NGOMONGIN cerita-cerita Lupus sebetulnya seperti menghadapi potongan-potongan hidup. Slice of life (kata bookish zaman sekarang) versi remaja yang hidupnya tidak berat-berat amat, juga tidak cemerlang-cemerlang amat.
Coba baca Tangkaplah Daku, Kau Kujitak!, cerita pertama yang mengawali segala demam Lupus sejak 1986.

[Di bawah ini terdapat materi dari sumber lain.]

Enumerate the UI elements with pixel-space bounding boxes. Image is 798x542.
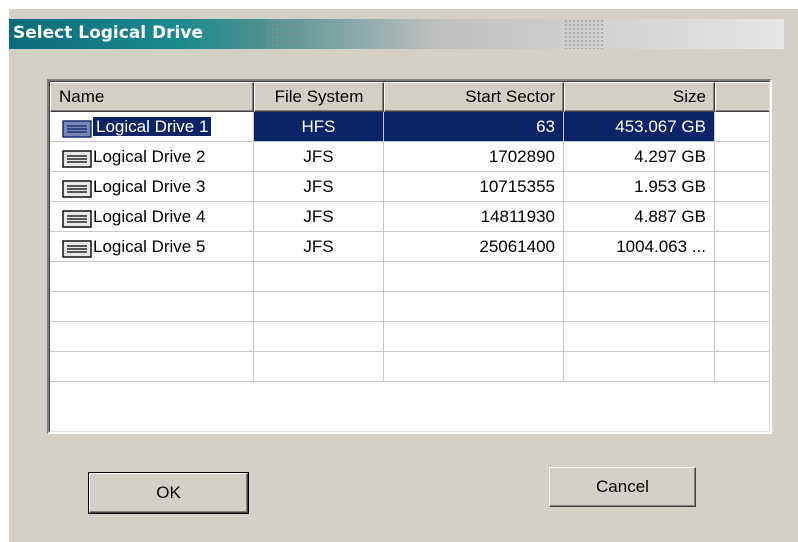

Memberi kegilaan remaja-remaja dengan permen karet dan rambut jambul, meski yang ini barangkali hanya terjadi untuk mereka yang tumbuh pada akhir 80-an hingga 90-an.
”Cerita” ternyata bisa cuma urusan naik bus kota ke sekolah. Ribet bawa bermacam contoh tanaman untuk praktikum biologi. Bertemu cewek dari sekolah lain, titip barang bawaan, terus turun dan lupa dengan barang titipannya. Cerita ditutup dengan panggilan si cewek, yang rela turun, tapi minta dikejar-kejar.
Ia diceritakan narator yang sering mengejek, membantah, juga meragukan diri atau tokoh yang diceritakannya (”dia lumayan top, lho… di antara orang seisi rumahnya”). Itu memberi efek akrab, riang, dan jenaka.
Tapi, bagi saya yang pertama membacanya sebagai bocah 12 tahun di sebuah kota kecil, cerita itu menghancurkan imaji saya tentang kehidupan remaja Jakarta yang gemerlap. Yang berkasih-kasihan di mobil. Yang cantik dan ganteng, sebagaimana sekilas-sekejap terlihat di film-film remaja maupun profil di majalah masa itu.